Madé van Krimpen presents new paintings by Ahmad Mallah and a video work by Hsu Che-Yu & Wan-Yin Chen at Art Island, taking place June 6–8 at Forteiland IJmuiden.

Two distinct voices, connected by shared questions, about memory, resilience, and the spaces we carry with us.

Tickets Art Island

Location Forteiland, Ijmuiden
Take the ferry: Sluisplein 80, IJmuiden
Opening hours:
Friday, June 6, 15:00  – 21:00 
Saturday, June 7, 11:00 – 18:00 
Sunday, June 8, 11:00 – 18:00 

I am still here, Acrylics on linen, 50x40 cm, 2025

 

Ahmad Mallah
We will present Ahmad Mallah’s newest works from his painting series I Wish Everything Was Different. These works are a deeply personal exploration of his homelands, memory, and resistance in the face of violence. Mallah imagines a future where beauty and love continue to grow. This body of work is a tribute to resilience, creating space for healing while envisioning a world where softness blooms even in the harshest conditions. The flowers, symbols of hope and liberation, honor the Palestinian people and stand as a quiet yet powerful reminder that freedom will come.

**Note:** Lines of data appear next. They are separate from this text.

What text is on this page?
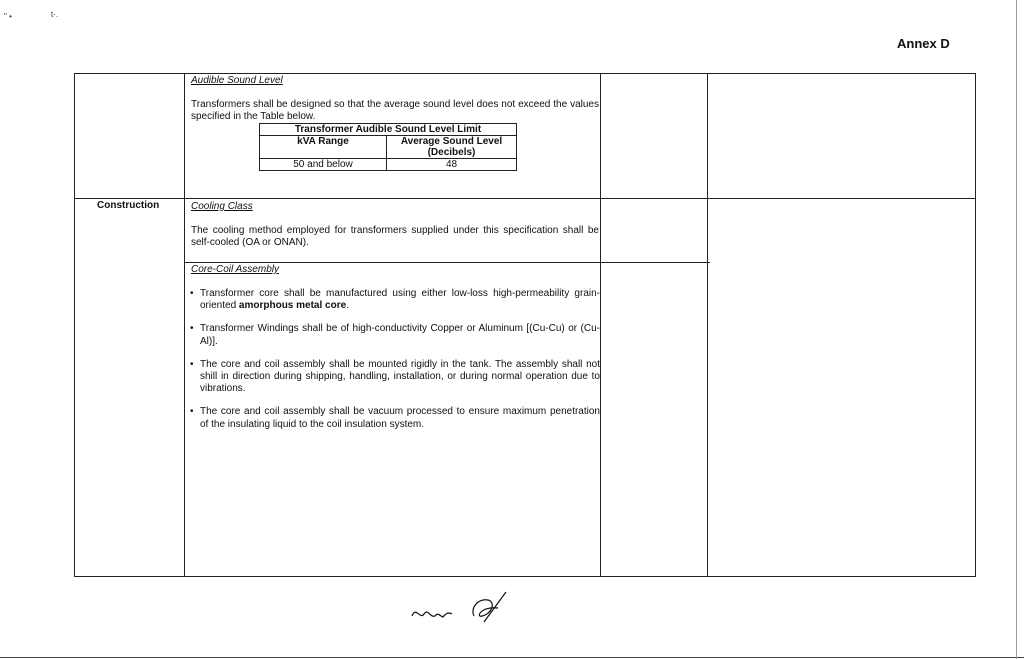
" •	t·.
Annex D
Audible Sound Level
Transformers shall be designed so that the average sound level does not exceed the values specified in the Table below.
Transformer Audible Sound Level Limit	
kVA Range	Average Sound Level (Decibels)
50 and below	48
Construction	Cooling Class
The cooling method employed for transformers supplied under this specification shall be self-cooled (OA or ONAN).
Core-Coil Assembly
• Transformer core shall be manufactured using either low-loss high-permeability grain-oriented amorphous metal core.
• Transformer Windings shall be of high-conductivity Copper or Aluminum [(Cu-Cu) or (Cu-Al)].
• The core and coil assembly shall be mounted rigidly in the tank. The assembly shall not shill in direction during shipping, handling, installation, or during normal operation due to vibrations.
• The core and coil assembly shall be vacuum processed to ensure maximum penetration of the insulating liquid to the coil insulation system.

Ahmad Mallah (born 1990) is a Palestinian artist born and raised in Syria. He graduated from the St. Joost Academy in Breda and currently lives and works in Amsterdam. His art revolves around themes of war, diaspora, identity, gender, and the body. Mallah uses various art forms to document his personal and political experiences.

 

Until We Find Each Other in the Debris, video, 12 minutes


Hsu Che-Yu & Chen Wan-Yin
We will also present a new video work by Hsu Che-Yu and Wan-Yin Chen, titled Until We Find Each Other in the Debris. In this piece, the artists use 3D scanning techniques to digitally reconstruct disaster scenes, exploring the fragile border between memory and media. Three children attempt to rescue another child buried under rubble, while elsewhere a group performs illusions, levitations, and dangerous games. A surreal choreography unfolding in a virtual, reconstructed world.

Hsu and Chen’s work deals with the tension between personal trauma and collective history. By blending real testimonies, scan data, and digital avatars, they question how memories survive, are distorted, or disappear within media archives. Their practice is an ongoing investigation into how contemporary technology can reshape remembrance and narrative.

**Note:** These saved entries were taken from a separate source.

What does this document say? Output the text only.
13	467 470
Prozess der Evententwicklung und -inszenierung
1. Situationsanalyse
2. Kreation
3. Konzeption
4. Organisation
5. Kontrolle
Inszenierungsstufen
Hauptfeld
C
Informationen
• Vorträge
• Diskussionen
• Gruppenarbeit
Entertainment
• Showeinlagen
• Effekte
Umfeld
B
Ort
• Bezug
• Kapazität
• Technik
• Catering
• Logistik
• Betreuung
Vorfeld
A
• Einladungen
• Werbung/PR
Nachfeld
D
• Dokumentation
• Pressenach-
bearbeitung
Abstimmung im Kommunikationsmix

Hsu Che-Yu (born 1985) is a Taiwanese artist based in Taipei and Amsterdam. His work centers on animations, videos, and installations examining the relationship between media, history, and memory. Wan-Yin Chen is a writer, researcher, and Hsu’s long-term collaborator. She explores themes of colonial entanglement and media aesthetics, and is currently a PhD candidate in modern and contemporary art history at the Vrije Universiteit Amsterdam.